Ceux qui financent la recherche pour le développement sont très
attentifs au problème des impacts, et veulent éviter les erreurs du
passé. Les donneurs bilatéraux, en particulier, qui ont promis à leurs
tutelles politiques que l'argent investi déboucherait sur des
résultats tangibles, font des efforts laborieux pour que ce soit le
cas. Un de ces efforts porte actuellement sur la communication de la
recherche -c'est à dire, faire en sorte que les résultats de la
recherche soient mieux communiqués aux utilisateurs potentiels. Par
exemple, dans sa nouvelle stratégie 2008-2013, le département pour le
développement international du Royaume Uni (DFID) stipule que les
programmes de recherche doivent dédier au moins 10% de leur budget à
la communication de la recherche.
Mais est-ce que la communication est vraiment le lien qui manque entre
recherche et développement ?
Pour répondre à cette question, il faut d'abord se demander ce que
l'on entend par recherche, sa justification et la nature changeante de
son importance pour le développement.
POURQUOI AVONS-NOUS BESOIN DE RECHERCHE ?
La recherche est une forme particulière de production de connaissance
qui a recours à une étude systématique pour établir des faits et
aboutir à de nouvelles conclusions. Elle inclut la recherche
scientifique (étudier les aspects du monde bio-physique) et la
recherche sociale (étudier les différents aspects de l'activité
humaine). La recherche publique est réalisée pour quatre raisons:
1. La curiosité : comprendre les choses et les processus. Cela peut
déboucher sur des informations utiles à la société par sa contribution
au réservoir de connaissances universelles.
2. La résolution de problème aux frontières de la connaissance : un
problème ou une opportunité existent, mais il n'y a pas encore de
réponse ou de solution. Par exemple, le problème du sida.

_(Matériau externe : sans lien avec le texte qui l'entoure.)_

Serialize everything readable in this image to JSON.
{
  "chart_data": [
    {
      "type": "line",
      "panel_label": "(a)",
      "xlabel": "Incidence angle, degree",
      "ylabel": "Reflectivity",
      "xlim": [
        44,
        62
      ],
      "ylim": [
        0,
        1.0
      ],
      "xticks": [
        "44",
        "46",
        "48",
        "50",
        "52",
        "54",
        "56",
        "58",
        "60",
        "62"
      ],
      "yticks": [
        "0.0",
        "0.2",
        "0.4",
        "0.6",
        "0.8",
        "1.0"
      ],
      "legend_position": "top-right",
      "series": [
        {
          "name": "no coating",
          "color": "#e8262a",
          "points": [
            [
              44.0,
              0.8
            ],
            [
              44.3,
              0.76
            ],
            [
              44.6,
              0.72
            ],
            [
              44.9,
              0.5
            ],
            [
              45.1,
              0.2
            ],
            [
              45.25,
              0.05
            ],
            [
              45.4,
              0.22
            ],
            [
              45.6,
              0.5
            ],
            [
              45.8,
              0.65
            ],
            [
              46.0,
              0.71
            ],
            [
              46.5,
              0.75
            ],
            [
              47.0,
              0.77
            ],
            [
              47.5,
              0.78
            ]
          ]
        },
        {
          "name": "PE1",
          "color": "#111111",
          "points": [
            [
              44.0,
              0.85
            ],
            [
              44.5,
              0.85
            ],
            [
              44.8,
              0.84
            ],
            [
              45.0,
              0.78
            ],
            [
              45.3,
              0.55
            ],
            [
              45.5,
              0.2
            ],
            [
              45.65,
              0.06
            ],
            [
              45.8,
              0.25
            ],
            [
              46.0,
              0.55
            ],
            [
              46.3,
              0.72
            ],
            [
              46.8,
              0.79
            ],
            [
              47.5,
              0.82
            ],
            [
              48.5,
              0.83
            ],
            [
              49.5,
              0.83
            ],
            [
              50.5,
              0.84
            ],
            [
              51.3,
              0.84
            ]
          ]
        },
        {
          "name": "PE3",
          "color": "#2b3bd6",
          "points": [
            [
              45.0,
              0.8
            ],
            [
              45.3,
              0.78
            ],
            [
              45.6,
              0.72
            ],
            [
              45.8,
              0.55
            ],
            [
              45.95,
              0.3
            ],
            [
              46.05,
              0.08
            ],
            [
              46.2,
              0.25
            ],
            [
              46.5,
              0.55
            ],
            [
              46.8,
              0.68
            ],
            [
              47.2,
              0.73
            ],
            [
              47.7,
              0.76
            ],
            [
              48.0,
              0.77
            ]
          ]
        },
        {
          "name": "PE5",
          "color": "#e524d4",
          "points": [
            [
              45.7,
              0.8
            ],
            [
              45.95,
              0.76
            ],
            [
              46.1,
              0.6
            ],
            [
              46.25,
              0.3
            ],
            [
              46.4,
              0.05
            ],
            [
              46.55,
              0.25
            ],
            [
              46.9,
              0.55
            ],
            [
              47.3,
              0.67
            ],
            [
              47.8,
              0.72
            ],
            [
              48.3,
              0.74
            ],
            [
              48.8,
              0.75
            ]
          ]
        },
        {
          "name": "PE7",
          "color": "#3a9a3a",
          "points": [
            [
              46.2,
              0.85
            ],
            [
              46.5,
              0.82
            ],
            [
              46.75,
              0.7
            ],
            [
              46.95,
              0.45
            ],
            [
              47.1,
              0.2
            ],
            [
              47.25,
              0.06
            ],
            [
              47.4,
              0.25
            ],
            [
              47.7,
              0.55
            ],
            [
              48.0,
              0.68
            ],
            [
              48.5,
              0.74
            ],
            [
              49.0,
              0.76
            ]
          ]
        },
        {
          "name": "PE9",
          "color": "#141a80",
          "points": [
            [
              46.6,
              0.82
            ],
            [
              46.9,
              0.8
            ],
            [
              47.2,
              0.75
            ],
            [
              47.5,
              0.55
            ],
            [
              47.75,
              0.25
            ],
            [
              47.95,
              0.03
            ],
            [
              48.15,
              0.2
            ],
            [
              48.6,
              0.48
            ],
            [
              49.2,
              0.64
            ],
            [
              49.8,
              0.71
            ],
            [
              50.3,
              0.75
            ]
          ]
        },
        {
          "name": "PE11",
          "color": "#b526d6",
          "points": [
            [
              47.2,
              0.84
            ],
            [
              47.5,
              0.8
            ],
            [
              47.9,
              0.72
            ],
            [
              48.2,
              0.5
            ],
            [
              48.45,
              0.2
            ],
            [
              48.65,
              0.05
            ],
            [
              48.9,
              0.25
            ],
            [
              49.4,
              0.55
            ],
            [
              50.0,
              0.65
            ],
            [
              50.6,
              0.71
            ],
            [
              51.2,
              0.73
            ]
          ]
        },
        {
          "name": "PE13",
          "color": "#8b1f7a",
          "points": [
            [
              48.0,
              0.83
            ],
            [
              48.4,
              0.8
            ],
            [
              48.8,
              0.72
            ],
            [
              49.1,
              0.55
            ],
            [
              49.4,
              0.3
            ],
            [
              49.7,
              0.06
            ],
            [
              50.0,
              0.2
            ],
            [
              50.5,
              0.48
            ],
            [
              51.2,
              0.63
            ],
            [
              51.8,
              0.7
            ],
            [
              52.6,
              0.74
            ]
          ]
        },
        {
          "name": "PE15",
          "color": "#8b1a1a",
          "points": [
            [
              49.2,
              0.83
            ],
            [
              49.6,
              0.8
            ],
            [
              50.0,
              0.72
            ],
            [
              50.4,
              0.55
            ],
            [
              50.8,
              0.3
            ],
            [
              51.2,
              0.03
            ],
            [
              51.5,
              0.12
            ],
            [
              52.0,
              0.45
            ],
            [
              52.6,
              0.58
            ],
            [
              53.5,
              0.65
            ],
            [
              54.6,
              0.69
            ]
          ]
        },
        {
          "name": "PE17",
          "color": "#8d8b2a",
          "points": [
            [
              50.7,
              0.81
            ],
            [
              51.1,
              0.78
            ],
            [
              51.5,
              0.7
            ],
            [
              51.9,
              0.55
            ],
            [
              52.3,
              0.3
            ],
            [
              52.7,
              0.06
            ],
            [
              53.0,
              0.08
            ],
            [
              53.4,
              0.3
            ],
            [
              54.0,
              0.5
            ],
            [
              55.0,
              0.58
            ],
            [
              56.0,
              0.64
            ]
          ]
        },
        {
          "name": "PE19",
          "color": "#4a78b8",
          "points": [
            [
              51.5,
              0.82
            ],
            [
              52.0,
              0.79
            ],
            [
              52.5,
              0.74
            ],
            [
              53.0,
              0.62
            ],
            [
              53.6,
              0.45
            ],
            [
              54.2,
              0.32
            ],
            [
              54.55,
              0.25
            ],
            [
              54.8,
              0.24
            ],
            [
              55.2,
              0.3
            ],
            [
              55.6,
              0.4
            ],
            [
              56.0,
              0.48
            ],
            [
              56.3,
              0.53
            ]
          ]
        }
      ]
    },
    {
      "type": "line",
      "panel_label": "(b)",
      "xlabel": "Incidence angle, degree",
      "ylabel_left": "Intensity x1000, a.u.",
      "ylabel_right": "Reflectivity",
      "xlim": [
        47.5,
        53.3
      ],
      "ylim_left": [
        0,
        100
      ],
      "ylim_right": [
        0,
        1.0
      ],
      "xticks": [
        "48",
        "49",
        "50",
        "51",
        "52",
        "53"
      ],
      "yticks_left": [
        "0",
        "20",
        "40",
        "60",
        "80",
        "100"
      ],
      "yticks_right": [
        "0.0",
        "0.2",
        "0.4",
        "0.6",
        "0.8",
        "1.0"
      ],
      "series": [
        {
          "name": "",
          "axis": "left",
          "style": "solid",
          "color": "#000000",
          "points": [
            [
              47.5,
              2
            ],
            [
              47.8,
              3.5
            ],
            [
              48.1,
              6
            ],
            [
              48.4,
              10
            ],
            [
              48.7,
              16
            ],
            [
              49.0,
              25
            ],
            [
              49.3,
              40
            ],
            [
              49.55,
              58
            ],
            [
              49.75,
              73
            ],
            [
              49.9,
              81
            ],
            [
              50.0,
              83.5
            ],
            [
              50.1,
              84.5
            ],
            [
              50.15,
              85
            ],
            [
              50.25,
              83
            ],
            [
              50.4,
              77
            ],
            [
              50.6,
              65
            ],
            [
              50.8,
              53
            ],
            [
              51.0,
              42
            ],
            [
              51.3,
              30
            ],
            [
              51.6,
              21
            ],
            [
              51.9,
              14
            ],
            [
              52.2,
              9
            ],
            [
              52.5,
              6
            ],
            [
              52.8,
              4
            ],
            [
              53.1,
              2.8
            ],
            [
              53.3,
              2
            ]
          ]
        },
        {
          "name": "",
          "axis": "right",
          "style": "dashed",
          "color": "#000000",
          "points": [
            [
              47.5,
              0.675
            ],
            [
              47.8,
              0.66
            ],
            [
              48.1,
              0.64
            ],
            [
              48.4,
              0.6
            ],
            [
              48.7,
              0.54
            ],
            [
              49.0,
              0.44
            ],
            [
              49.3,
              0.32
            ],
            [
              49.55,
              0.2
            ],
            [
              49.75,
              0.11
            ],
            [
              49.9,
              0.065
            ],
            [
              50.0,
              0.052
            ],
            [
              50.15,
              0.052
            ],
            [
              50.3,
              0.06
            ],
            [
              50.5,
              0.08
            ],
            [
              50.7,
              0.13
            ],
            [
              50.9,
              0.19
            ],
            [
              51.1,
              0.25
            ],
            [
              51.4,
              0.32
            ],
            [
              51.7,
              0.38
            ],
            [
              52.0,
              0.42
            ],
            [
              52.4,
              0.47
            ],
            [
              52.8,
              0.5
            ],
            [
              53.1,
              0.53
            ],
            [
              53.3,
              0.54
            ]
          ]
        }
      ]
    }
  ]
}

3. L'adaptation d'une connaissance globale à un pays ou à une
situation spécifique donnée. Les solutions existent mais la recherche
doit les adapter à un pays ou un contexte spécifique.
4. Le diagnostic ou l'analyse d'un phénomène spécifique à un pays ou
un contexte donné. Par exemple, suivre la dynamique épidémiologique
d'une maladie, évaluer la capacité innovante, ou analyser la capacité
à utiliser le réservoir de connaissances globales pour l'adapter à un
contexte local (prendre en compte les leçons du passé sur le contrôle
des maladies ou la privatisation de la recherche).
Bien qu'elle soit souvent accusée de s'égarer dans la catégorie
motivée par la curiosité, la recherche pour le développement rentre
dans les 3 dernières catégories, où le désir d'établir des liens entre
la recherche et le bénéfice social est explicite.
QU'EST-CE QUI EST DIFFERENT CETTE FOIS-CI ?
Historiquement, la recherche pour le développement s'est intéressée à
la recherche classique sur les biens publics, à la frontière des
connaissances. Par exemple, le développement de variétés de céréales à
haut rendement dans les années 1960, ou la mise au point d'un vaccin
thermostable contre la peste bovine dans les années 1990. De manière
alternative, elle s'est aussi intéressée à la recherche sur
l'adaptation du transfert des technologies (par exemple la
mécanisation de l'agriculture). Ces dernières années, elle a commencé
à se concentrer un peu plus sur la quatrième raison indiquée
précédemment, en s'attachant à comprendre les contextes locaux dans le
but de renforcer la capacité locale à participer à l'économie globale
de la connaissance.
Bien qu'on puisse s'interroger sur la capacité, de manière générale,
de la recherche pour le développement à prendre en compte les leçons
du passé, on peut quand même regarder comment les approches ont évolué
avec le temps.
La recherche du type "frontière des connaissances" reste importante et
inclue la recherche de solutions technologiques globales telles que
la quête pour un vaccin contre la trypanosomiase du bétail, ou les
déficits de connaissance globale sur par exemple, le suivi et la
prédiction des impacts du réchauffement climatique.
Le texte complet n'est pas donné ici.